Médicos, meteorólogos y gasolineras

     Estamos tan habituados a tratar con la presión que apenas nos detenemos a pensar que aparece en los fenómenos más dispares. Los meteorólogos miden la presión de la atmósfera porque saben que sus variaciones se asocian con el buen y mal tiempo: mil trece hectopascales (habitualmente llamados milibares) indican una presión normal; en casos extremos, el valor puede bajar, a ochocientos setenta como sucedió en el tifón Tip (océano Pacífico), en el 1979, o subir: mil noventa y dos se midieron en Tosontsengel (Mongolia), en el 2004. Y aclaramos que la presión atmosférica en un lugar no es más que el peso de una columna de aire, de área unidad, que se extiende hasta el límite de la atmósfera; precisado esto supongo que el lector sagaz ya habrá adivinado que la presión atmosférica disminuye cuando aumenta su altitud.

     Si el gas que nos importa, en vez de estar libre, se halla en un recipiente, también nos interesa su presión; la medimos en las gasolineras, cuando hinchamos con aire las llantas del automóvil; en tal caso un valor habitual alcanza los doscientos kilopascales. Al lector aficionado a la estadística le diré que la presión de un gas también puede calcularse –no medirse- multiplicando por dos tercios la densidad de la energía cinética media de sus moléculas.

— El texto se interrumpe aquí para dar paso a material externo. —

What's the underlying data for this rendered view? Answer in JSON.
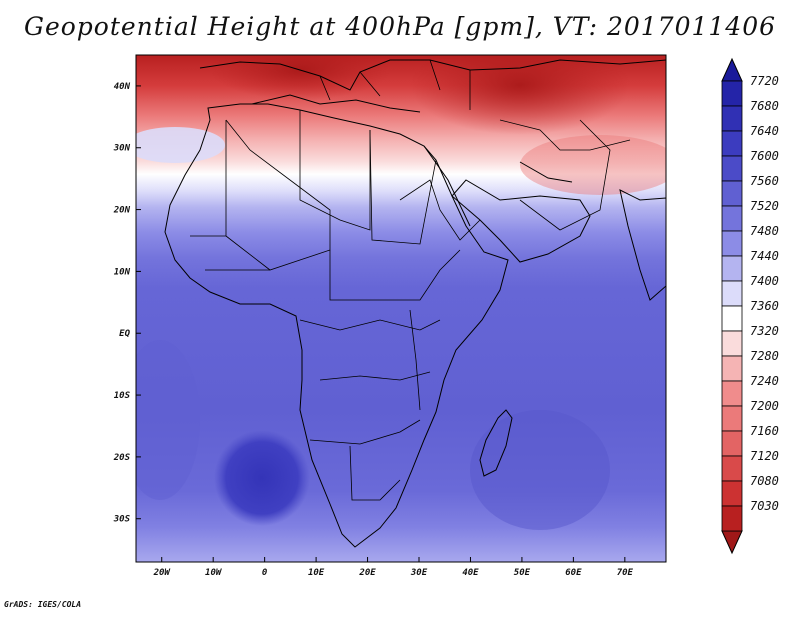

Espero que el mismo lector se sorprenda si le aseguro que no sólo un gas ejerce una presión, sino también la luz; y de la misma manera que los veleros en la Tierra se mueven por efecto del empuje del aire, se están diseñando vehículos espaciales para que, en un futuro no muy lejano, puedan moverse en el espacio por la presión del viento y de la luz solares (o de un láser si somos algo fantasiosos).

     También nos interesa la presión cuando nos revisa el médico, pero no de un gas, sino de un líquido; porque la presión sanguínea, el empuje que ejerce la sangre sobre las venas y arterias, ayuda al diagnóstico. La presión arterial consta de dos componentes, la presión sistólica y la diastólica (que se escriben con dos números separados por una barra); la primera (el número mayor) se mide durante un latido; la segunda (el número menor) entre dos latidos. Ilustramos al erudito lector: los valores comprendidos entre 90/60 y 120/80, medidos en unidades de milímetros de mercurio, resultan normales; cifras inferiores indican presión arterial baja y superiores indican prehipertensión o hipertensión. Deseamos que el aprensivo lector no se encuentre en esta última circunstancia.